As can be seen from the above table, there's no technical reason that sufficient functionality to build a complete image can't be upstreamed to coreboot itself: with the exception of ramstage.stage—which is actually just another copy of a binary generated by the coreboot build system—everything that needs to be added to the coreboot-generated image is either a binary blob or compiles without depending on any part of coreboot besides libpayload.
There is error-prone duplication in the image layout configuration
Because image assembly is currently a multistage process, several offsets and sizes need to be duplicated across multiple configuration files; if these files are not manually kept in step, the process can result in an obviously broken (e.g. part or all of coreboot or the CBFS is overwritten with another binary) or more subtly broken (e.g. coreboot assumes an FMAP exists at a particular flash location, but when it attempts to find it at runtime, it isn't there).
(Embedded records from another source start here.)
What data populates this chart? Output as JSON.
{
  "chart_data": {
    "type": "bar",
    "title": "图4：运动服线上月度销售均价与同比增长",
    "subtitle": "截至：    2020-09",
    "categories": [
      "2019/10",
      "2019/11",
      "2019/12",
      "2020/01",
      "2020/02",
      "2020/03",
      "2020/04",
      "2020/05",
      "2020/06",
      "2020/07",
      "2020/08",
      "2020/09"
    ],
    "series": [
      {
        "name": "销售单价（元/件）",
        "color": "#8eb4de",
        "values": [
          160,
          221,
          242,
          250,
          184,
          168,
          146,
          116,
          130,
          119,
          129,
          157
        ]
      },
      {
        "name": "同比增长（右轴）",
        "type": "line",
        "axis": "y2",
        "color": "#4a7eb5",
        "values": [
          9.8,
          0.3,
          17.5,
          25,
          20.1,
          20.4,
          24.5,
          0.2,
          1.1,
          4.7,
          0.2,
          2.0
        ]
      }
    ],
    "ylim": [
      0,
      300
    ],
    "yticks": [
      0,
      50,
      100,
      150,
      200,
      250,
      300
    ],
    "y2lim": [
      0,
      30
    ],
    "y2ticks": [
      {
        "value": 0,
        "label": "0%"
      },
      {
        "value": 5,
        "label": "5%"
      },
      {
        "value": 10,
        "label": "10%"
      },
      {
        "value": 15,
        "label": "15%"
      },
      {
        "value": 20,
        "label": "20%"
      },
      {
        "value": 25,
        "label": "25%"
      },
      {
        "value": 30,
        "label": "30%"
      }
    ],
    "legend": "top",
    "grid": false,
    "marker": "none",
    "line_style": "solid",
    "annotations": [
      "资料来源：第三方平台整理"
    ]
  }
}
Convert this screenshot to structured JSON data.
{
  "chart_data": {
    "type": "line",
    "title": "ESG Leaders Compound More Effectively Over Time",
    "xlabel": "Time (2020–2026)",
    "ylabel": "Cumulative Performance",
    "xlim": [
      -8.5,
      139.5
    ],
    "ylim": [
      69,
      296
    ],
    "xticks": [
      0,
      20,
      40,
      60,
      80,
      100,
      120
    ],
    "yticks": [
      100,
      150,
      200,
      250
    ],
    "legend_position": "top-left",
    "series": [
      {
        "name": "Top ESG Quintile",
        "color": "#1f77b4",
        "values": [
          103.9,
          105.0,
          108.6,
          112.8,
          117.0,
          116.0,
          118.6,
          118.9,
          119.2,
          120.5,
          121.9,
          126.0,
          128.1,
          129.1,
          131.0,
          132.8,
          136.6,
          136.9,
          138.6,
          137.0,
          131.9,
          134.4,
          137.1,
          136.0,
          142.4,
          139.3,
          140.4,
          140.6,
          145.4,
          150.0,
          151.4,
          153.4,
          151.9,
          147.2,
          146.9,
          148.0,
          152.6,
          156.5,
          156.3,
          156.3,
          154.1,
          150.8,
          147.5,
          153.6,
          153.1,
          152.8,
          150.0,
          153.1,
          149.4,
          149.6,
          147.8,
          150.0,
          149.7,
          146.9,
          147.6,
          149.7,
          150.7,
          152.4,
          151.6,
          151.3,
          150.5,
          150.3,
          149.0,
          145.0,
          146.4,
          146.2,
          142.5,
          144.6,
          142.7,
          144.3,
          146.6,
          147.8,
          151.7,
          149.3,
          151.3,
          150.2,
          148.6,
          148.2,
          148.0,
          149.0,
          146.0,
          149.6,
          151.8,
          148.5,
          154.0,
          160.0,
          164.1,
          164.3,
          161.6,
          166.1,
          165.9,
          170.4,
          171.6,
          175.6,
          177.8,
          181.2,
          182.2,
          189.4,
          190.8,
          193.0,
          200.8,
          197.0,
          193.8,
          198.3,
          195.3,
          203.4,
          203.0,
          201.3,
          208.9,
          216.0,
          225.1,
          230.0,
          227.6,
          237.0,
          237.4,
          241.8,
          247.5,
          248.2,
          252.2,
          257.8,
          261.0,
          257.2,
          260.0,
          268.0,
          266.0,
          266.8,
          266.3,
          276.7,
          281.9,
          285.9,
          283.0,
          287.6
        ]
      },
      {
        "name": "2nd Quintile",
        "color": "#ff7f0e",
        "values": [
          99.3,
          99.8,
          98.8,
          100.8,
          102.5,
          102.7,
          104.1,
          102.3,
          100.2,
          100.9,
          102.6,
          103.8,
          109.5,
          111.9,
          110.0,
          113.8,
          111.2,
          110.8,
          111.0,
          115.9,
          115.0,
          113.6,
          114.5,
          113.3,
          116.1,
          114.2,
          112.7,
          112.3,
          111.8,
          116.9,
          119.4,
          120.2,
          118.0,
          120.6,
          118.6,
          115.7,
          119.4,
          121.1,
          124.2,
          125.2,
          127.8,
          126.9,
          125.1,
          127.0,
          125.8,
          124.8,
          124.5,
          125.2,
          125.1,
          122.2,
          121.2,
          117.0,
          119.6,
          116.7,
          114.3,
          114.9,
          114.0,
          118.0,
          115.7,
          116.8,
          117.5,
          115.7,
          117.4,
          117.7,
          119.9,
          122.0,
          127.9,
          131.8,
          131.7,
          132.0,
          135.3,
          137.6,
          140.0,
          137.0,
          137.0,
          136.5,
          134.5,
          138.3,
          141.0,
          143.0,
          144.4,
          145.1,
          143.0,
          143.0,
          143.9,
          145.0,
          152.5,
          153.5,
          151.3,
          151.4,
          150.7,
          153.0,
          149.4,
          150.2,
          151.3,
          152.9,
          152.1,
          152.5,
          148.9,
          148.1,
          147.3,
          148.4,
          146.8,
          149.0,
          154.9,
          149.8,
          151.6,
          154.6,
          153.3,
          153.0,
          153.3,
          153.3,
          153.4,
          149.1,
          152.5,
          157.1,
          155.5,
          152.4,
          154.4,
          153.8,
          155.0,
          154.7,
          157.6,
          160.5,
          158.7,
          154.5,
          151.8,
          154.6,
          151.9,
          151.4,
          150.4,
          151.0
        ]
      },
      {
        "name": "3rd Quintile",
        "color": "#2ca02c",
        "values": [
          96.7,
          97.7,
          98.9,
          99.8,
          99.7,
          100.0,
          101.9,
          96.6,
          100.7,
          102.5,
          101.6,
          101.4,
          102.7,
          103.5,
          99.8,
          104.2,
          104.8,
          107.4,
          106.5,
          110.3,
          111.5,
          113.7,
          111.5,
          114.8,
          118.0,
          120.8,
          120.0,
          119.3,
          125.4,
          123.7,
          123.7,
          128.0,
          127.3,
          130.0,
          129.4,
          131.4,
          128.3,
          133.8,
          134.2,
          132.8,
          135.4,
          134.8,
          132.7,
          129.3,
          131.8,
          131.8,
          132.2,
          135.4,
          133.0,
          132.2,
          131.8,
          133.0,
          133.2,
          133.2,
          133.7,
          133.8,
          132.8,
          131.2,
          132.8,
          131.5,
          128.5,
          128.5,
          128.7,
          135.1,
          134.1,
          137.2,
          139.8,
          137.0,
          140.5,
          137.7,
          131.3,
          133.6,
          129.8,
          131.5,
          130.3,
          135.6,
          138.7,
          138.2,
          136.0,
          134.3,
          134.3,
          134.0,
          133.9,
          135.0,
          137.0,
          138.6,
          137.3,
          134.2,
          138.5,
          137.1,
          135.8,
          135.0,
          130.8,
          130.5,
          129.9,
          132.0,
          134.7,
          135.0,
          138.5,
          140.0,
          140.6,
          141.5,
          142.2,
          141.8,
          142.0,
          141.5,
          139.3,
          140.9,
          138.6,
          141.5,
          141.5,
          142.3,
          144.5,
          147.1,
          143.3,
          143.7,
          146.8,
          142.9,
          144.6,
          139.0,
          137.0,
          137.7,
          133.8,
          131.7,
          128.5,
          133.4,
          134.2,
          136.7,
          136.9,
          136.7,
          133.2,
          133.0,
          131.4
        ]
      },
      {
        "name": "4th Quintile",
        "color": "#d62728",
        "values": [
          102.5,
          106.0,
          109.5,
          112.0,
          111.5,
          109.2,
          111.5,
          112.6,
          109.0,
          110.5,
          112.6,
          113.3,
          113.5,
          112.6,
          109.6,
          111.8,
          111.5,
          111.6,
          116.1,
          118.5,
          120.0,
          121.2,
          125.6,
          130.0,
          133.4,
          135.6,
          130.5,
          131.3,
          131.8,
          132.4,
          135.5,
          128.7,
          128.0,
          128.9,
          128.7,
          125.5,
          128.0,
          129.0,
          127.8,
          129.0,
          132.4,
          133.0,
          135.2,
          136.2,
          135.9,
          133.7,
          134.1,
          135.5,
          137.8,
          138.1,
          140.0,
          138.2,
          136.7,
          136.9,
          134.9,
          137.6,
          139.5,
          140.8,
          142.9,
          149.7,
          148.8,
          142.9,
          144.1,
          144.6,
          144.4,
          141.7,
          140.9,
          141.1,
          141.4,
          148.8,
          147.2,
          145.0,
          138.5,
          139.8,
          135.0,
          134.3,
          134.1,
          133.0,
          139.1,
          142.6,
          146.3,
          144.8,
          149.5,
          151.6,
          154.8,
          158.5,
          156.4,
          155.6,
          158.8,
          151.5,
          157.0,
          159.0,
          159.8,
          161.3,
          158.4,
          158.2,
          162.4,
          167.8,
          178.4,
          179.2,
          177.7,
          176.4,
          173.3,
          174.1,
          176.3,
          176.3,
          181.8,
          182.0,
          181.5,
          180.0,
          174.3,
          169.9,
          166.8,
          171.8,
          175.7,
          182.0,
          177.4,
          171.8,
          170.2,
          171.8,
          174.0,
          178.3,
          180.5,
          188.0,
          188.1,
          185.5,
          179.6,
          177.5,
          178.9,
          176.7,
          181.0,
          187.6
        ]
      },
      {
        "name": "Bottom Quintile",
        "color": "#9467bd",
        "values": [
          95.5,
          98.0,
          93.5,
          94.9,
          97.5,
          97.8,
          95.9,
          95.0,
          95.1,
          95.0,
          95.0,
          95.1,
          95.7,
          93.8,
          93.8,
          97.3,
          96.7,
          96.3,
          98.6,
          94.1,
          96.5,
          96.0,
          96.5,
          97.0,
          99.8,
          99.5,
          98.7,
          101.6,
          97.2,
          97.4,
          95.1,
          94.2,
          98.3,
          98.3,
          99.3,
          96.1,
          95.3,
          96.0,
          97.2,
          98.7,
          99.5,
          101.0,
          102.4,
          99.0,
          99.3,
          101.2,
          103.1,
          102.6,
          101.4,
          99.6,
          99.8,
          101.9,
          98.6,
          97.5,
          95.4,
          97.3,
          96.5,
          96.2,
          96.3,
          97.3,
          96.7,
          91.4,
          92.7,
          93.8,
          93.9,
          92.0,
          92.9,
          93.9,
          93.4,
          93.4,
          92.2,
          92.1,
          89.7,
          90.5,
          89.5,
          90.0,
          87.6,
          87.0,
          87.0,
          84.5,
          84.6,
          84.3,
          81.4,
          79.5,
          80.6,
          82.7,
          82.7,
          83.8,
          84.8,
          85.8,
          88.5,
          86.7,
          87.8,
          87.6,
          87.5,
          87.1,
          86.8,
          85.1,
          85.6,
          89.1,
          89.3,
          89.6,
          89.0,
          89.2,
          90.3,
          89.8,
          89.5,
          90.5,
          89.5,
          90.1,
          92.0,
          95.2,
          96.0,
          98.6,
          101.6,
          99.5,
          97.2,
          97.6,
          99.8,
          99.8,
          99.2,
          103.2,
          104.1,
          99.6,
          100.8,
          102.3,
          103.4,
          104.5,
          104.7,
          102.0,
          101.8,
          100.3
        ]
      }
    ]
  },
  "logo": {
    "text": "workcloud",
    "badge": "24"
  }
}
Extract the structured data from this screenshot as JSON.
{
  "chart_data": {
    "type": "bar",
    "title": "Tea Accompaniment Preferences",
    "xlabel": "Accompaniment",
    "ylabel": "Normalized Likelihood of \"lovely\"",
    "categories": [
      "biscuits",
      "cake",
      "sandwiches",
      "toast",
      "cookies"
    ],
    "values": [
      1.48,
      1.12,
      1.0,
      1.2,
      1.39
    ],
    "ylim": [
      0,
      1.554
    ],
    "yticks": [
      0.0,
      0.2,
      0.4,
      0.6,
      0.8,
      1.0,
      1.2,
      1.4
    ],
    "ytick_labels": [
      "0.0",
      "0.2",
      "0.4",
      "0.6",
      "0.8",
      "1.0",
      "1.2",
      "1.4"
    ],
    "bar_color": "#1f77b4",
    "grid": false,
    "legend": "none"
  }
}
To make matters worse, the redundant configuration parameters are stored in separate repositories, so checking out a different version of one boot component can silently result in a mismatch. Adding insult to injury, one of said configurations is stored in binary form within the IFD, which forces us to check in an IFD blob for each boardmaking it even more difficult to rearrange the flash layout.
Why you should care (how this pertains to all coreboot users)
Short answer: For owners of certain Chromebooks/Chromeboxes: it would make it easier to build upstream coreboot for their devices, as well as easier to upstream more boards. For everyone else: the Chromium OS firmware includes several features that are generally useful, and landing tools for building Chromebook/Chromebox images would enable other users to easily add modular, precompiled components to their image builds. This would allow them to avoid maintaining separate, last-mile build systems that use separate configuration files, and hence make it easier to apply coreboot to advanced and unconventional setups.
The benefits reach beyond the mere construction of a firmware image, however: on many modern systems, integrating flashmap support will make it easier to flash images onto the board. For example, on recent x86 platforms, the Intel Management Engine reads its firmware from a section of the flash memory. Post-boot, access to this portion of the flash chip from the CPU is often completely disallowed; thus, it is impossible to perform actions such as reflashing that portion of the flash without an external debugger. Unless the coreboot build system is able to extract the flash layout from the existing image, crafting a replacement image that can be flashed from the host itself is very difficult. Including a flashmap in a standard format directly in the image would provide the foundations necessary for the build system to automatically construct images that could be flashed on such systems. However, in order to facilitate this future direction, it's important that whatever tools are added use the image's—rather than the source tree's—flashmap representation whenever possible, so that end users can easily construct their own images even if the latter cannot be redistributed to them.